The “Octopus Organisation” – Phil Le-Brun and Jana Werner @ the LSE

It was great to host Phil Le-Brun at the LSE last night – though sad to be his missing co-author Jana Werner. They were presenting their new book “The Octopus Organisation” https://www.theoctopusorganization.com/ which recounts a number of anti-patterns organisations must overcome to face the complexity of modern AI led business. Jana and Phil are both executives in residence at Amazon Web Services, part of a team of 15 people worldwide who advise fortune 500 executives on technology adaption, innovation and culture change.

We live in a time where AI technologies promise to transform work, yet few organizations are managing to gain the broad and deep impact of that promise. Here at the LSE last week, I heard Microsoft’s key AI Innovator talk about an “acceleration problem” in which, for most organisations, the future is arriving faster than forecast – and much faster than they can harness this  “Intelligence as a Service”. 

In the USA a couple of weeks ago, I heard NVIDIA’s VP for AI arguing that AI has a “systems problem” – AI is struggling to be embedded in organisational processes and systems. These views chime with emerging academic literature on the challenges of effectively introducing AI and Agentic AI into organisations.

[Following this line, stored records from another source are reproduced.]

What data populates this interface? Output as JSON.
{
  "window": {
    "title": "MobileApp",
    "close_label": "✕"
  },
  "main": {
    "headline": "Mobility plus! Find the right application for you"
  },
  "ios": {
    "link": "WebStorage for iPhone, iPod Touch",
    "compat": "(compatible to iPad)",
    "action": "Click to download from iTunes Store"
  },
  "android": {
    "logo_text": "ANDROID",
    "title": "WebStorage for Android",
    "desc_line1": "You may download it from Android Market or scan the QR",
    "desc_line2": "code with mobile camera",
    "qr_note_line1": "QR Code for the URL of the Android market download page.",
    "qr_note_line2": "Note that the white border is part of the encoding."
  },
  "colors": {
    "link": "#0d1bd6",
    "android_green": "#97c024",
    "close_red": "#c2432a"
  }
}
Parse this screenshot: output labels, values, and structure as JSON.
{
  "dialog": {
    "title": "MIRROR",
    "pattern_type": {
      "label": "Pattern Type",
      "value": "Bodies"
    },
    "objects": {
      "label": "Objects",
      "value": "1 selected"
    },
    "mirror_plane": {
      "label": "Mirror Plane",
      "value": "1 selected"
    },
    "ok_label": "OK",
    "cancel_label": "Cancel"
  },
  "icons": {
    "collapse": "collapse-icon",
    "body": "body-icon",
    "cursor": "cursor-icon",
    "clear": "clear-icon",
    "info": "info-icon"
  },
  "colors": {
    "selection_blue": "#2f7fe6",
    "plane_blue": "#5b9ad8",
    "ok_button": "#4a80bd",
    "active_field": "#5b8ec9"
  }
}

Given that organisations themselves can be thought of as a form of artificial intelligence – social, collective, coordinated and intelligent structures responding to the world – it is time to ask if their culture, structure, leadership, R&D, and operations are ready for this artificial intelligence?  

Are we at risk of just using AI to scale and increase inefficient bureaucracy we already have? I am thinking here about people who use GenAI to minute wholly unnecessary meetings, or use it to send ever more unnecessary emails? Are we at risk of creating, what our late LSE colleague Anthropologist David Graeber, might have termed “Bullshit AI Jobs”?

We discussed these and similar issues when Phil and Jana kindly consulted me in writing their book. They take a wholly different path and focus on preparing organisations and people for radical change like AI. Routed in deep thinking about people, technology and organisations, they focus on helping companies find ways to better adapt and learn. They don’t start with technology, they implore leaders to start with the organisation, and challenge what they describe as Antipatterns –the formulaic responses to complexity that, despite good intentions and surface-level appeal, consistently make things worse in all the companies they’ve studied.

Through interviews with executives in successful companies they have, as practitioners, sought to share how to overcome these antipatterns and build learning and adaptive organizations ready to address the challenges of AI today. Finally, it is a very practical book full of lessons and insight – and it’s already on my reading list for my students!